Eighty years ago, Han van Meegeren, a middle-class Dutch artist leading an increasingly luxurious lifestyle owing to his success as a forger, left his estate in France and returned to the Netherlands.
As the Second World War loomed, van Meegeren settled in the village of Laren, where he bought land and houses, having nowhere else to invest his proceeds from the sale of the Vermeers he’d made.
In 1940, the Germans invaded the Netherlands and principal Dutch forces surrendered. In 1942, Alois Miedl, a Nazi banker and art dealer in Amsterdam, bought one of van Meegeren’s fake Vermeers, “Christ with the Adulteress,” and sold it to Reichsmarschall Hermann Göring for about $7 million in today’s money.
Göring was over the moon. He also had plenty of money, including the looted riches of Jews, but very few people owned a Vermeer. Soon, however, he began to worry he would lose it, so he hid it in an Austrian salt mine along with thousands of other fine paintings, many of them genuine and most of them stolen. He would never see them again.
On May 9, 1945, Göring was captured by the U.S. Seventh Army in Bavaria and sent to rial in Nuremberg. Eight days later, Allied forces found the paintings in the mine. In Amsterdam, the Allies arrested Miedl on suspicion of selling looted art. Miedl led them to van Meegeren and was let go (he would die, placidly, in Spain in 1990, of old age).
On May 29, van Meegeren was arrested and handed over to Dutch military authorities, who imprisoned him. He was charged with aiding the enemy and plundering Dutch cultural property, specifically the Göring Vermeer. It was a capital offense. But, van Meegeren said, “I painted the picture!”
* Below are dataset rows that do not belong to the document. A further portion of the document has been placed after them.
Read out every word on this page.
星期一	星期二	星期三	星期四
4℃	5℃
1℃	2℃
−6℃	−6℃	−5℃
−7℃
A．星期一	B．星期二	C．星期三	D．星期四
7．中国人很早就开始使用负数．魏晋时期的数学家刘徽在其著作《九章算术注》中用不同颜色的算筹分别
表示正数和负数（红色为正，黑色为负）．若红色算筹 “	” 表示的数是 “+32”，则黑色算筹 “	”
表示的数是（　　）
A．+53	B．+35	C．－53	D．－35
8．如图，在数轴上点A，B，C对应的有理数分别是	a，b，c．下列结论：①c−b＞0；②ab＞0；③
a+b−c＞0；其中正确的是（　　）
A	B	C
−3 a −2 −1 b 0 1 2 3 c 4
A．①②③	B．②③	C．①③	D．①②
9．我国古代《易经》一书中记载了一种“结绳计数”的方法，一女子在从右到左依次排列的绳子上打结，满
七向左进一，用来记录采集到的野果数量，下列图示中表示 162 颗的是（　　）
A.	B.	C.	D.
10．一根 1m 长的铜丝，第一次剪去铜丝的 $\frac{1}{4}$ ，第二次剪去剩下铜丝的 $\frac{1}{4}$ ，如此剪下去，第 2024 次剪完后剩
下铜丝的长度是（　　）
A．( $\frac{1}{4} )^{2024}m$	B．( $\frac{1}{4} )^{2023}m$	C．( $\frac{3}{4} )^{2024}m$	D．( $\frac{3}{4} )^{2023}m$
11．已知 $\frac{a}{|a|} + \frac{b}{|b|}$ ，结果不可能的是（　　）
He was not believed. So before witnesses, van Meegeren painted a last Vermeer.
At Nuremburg, informed his Vermeer had been a fake, Göring, by one account, “looked as if for the first time he had discovered there was evil in the world.”
The most remarkable part of this story seems to improve with age. Today, van Meegeren’s forgeries, which once fooled experts, are atrocious. Never mind the fake aging and pigment-matching. The style of the paintings, particularly the faces – that is, the underlying artistry – is horrendous.
Authentic Vermeers are filled with a sumptuous stillness. Van Meegeren’s are ghoulish. How can a child see this today yet experts could not 60 years ago?
It cannot be because we have become collectively more perceptive or discerning; there is no other evidence for that. There may be one explanation left.
Van Meegeren resented contemporary art in his time. Like Hitler, he thought it was degraded. But many did not, and the aesthetic spirit of the Art Deco movement pervaded their times, not just in paintings and ornamentation but in advertisements and even typography. It was in the water. What made van Meegeren’s Vermeers foolproof then and so awful today could be the spoonful of modernism mixed with an old master.
If you leave your home for several weeks and return, you can smell it as though for the first time. Women did not really know how big their hair was in the 1980s. We can no more perceive our age than our aromas.
What is authentic today may be fake tomorrow. Wondering what the future will do with us is usually a harmless preoccupation, so long as we keep in mind that we cannot know and can only begin to guess. It could be even worse than we suppose and it could be much better – but in any case, we are destined to be posterity’s toys.